17.15: Are our words acting as windows or as walls?
Words are indispensable tools for communicating our ideas and feelings with others. These verbal tools have become increasingly critical in our hi-tech age of phones and emails that don’t allow the non-verbal forms of communication possible in direct, personal conversations.
Our words can act as windows or as walls:
- As windows, they give others’ clear views of our thoughts and feelings, and facilitate understanding and relationship building;
- As walls, they block others’ vision of our perspective, and obfuscate sharing and harmonizing.
If we wish that our words act as windows and not as walls, we can draw from the five precious insights given by the Bhagavad-gita (17.15) for tapping the power of words: speak words that are non-agitating, truthful, pleasing, beneficial and scripturally-based. Let’s focus on the first guideline.
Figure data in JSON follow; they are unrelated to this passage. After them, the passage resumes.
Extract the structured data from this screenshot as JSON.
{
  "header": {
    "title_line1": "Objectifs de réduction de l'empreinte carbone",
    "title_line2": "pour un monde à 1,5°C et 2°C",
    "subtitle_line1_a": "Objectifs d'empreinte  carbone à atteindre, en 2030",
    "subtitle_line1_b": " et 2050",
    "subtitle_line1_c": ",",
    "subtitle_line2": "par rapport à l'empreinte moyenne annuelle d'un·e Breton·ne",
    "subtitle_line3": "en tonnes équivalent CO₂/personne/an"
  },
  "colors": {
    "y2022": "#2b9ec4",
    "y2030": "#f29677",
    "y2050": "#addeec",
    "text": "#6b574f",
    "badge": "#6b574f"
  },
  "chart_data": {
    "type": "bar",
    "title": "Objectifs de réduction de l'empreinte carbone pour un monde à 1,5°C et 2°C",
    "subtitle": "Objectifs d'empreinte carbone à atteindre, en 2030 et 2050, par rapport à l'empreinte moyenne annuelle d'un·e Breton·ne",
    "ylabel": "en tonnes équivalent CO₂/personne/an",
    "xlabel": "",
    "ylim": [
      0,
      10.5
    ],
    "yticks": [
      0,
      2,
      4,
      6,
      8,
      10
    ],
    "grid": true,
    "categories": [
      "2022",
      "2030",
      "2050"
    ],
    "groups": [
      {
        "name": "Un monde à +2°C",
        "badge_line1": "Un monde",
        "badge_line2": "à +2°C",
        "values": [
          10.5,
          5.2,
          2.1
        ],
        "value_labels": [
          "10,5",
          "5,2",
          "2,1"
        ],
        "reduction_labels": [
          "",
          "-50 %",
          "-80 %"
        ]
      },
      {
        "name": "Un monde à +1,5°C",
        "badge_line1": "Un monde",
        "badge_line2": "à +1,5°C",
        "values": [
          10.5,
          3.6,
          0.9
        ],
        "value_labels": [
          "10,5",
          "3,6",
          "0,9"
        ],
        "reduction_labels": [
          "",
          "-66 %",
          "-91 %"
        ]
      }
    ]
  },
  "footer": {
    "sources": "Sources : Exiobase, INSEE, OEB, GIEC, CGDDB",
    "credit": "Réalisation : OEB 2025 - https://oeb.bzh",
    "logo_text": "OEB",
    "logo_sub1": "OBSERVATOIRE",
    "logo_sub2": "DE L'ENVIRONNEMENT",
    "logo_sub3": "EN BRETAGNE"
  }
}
When we speak in ways that agitate others, their emotions arise as instinctive reflexes for self-defense, and relegate their rational faculty to the background, leaving us with little or no facility for having an intelligent discussion. Soon the conversation degenerates into a shouting match or a name-calling competition; our words end as bricks in the Chinese wall that separates us.
We may wonder: do we have to suppress genuine facts or authentic concerns for the sake of pacifism? No, because the Gita also recommends that our speech be truthful. Its emphasis on non-agitating speech ensures that the form of our message doesn’t alienate others from the content of the message even before hearing and considering it.
Before starting a sensitive conversation, we can pause for gathering our devotional bearings and reminding ourselves that this situation is ultimately an arrangement of Krishna to deepen our wisdom and devotion. This spiritual reorientation will empower us to use words that break walls and build windows.